This month our reading adventure is a road trip with Noo Saro-Wiwa. The short video above lets you get acquainted with the author of Looking for Transwonderland: Travels in Nigeria (and offers an endorsement of another Rights Readers favorite, Michela Wrong). Other brief audio interviews (of better quality than the one above) are available from PRI and the BBC. This Guardian profile might be the best introduction and goes to the heart of the book --beyond travelogue to her journey towards reconciliation with the country where her father, writer and activist Ken Saro-Wiwa, was executed,
Spending time in Nigeria left her deeply, indelibly impressed by her father's achievements, she says. "It's such an incredibly tough country, just to live in. You see how people struggle. The skills you need merely to survive there … It's just so much more difficult than in the UK. So to truly see what my father achieved, from such a disadvantaged background economically and ethnically, and the challenges he took on over and above that – facing down a massive oil multinational, a military dictatorship.
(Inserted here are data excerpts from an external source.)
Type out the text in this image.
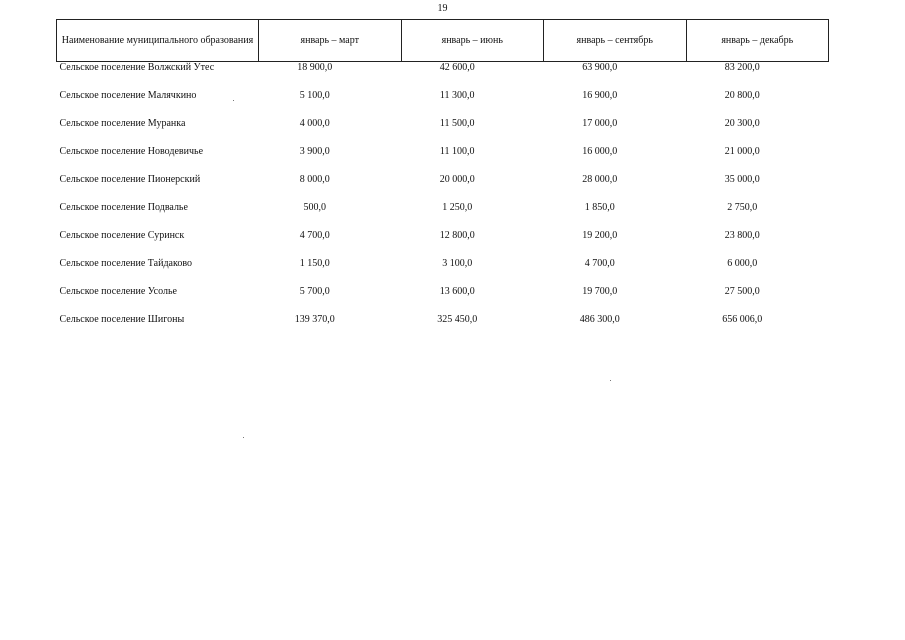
19
Наименование муниципального образования	январь – март	январь – июнь	январь – сентябрь	январь – декабрь
Сельское поселение Волжский Утес	18 900,0	42 600,0	63 900,0	83 200,0
Сельское поселение Малячкино	5 100,0	11 300,0	16 900,0	20 800,0
Сельское поселение Муранка	4 000,0	11 500,0	17 000,0	20 300,0
Сельское поселение Новодевичье	3 900,0	11 100,0	16 000,0	21 000,0
Сельское поселение Пионерский	8 000,0	20 000,0	28 000,0	35 000,0
Сельское поселение Подвалье	500,0	1 250,0	1 850,0	2 750,0
Сельское поселение Суринск	4 700,0	12 800,0	19 200,0	23 800,0
Сельское поселение Тайдаково	1 150,0	3 100,0	4 700,0	6 000,0
Сельское поселение Усолье	5 700,0	13 600,0	19 700,0	27 500,0
Сельское поселение Шигоны	139 370,0	325 450,0	486 300,0	656 006,0
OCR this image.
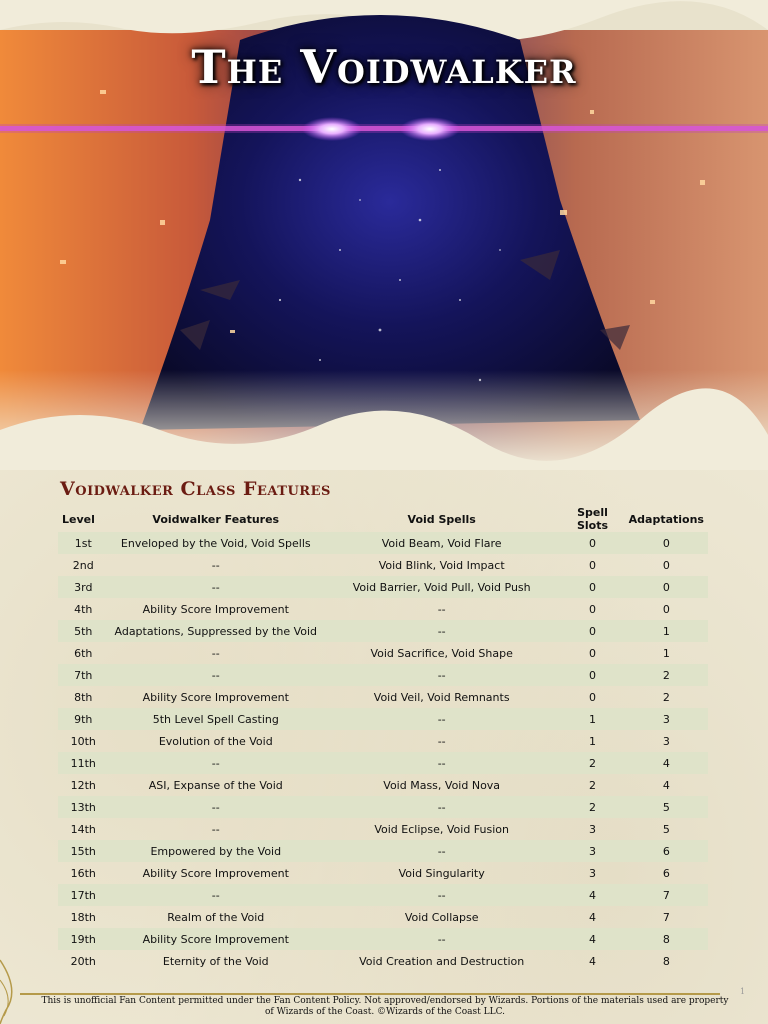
The Voidwalker
Voidwalker Class Features
Level	Voidwalker Features	Void Spells	Spell Slots	Adaptations
1st	Enveloped by the Void, Void Spells	Void Beam, Void Flare	0	0
2nd	--	Void Blink, Void Impact	0	0
3rd	--	Void Barrier, Void Pull, Void Push	0	0
4th	Ability Score Improvement	--	0	0
5th	Adaptations, Suppressed by the Void	--	0	1
6th	--	Void Sacrifice, Void Shape	0	1
7th	--	--	0	2
8th	Ability Score Improvement	Void Veil, Void Remnants	0	2
9th	5th Level Spell Casting	--	1	3
10th	Evolution of the Void	--	1	3
11th	--	--	2	4
12th	ASI, Expanse of the Void	Void Mass, Void Nova	2	4
13th	--	--	2	5
14th	--	Void Eclipse, Void Fusion	3	5
15th	Empowered by the Void	--	3	6
16th	Ability Score Improvement	Void Singularity	3	6
17th	--	--	4	7
18th	Realm of the Void	Void Collapse	4	7
19th	Ability Score Improvement	--	4	8
20th	Eternity of the Void	Void Creation and Destruction	4	8

This is unofficial Fan Content permitted under the Fan Content Policy. Not approved/endorsed by Wizards. Portions of the materials used are property of Wizards of the Coast. ©Wizards of the Coast LLC.

1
I knew he was brave, but only now do I really understand just how monumental it was, what he did."One reason we wanted to read Noo's book was because we had so much enjoyed her brother Ken's very moving book, In the Shadow of a Saint: A Son's Journey to Understand His Father's Legacy. It's one of my all-time favorite Rights Readers selections. If you picked up Transwonderland and want to go deeper it's worth tracking down,
What was it like to grow up with such a politically active and socially conscious father? How do you come to terms with your father's imprisonment and execution? How do you cope with the endless international press speculation about your father's life and character? And how do you respond when international attention is focused on you? How do you make your own way in life against your father's expectations of you, especially when you carry the same name? How do you live with such a complex personal history? This frank and memorable depiction of Ken Saro-Wiwa's childhood and relationship with his father vividly recounts the journey he took to answer those questions.Here's an interview with Ken about the book:
I don't want to leave out sister Zina out either. Get to know this young filmmaker at her home page zinasarowiwa.com. Check out some of her short experimental films, try The Deliverance Of Comfort which shares some concerns found in Transwonderland or Phyllis which she describes as "alt-Nollywood."
Definitely a lot of talent in the family (Papa would be proud!) and we're looking forward to keeping an eye on their future projects!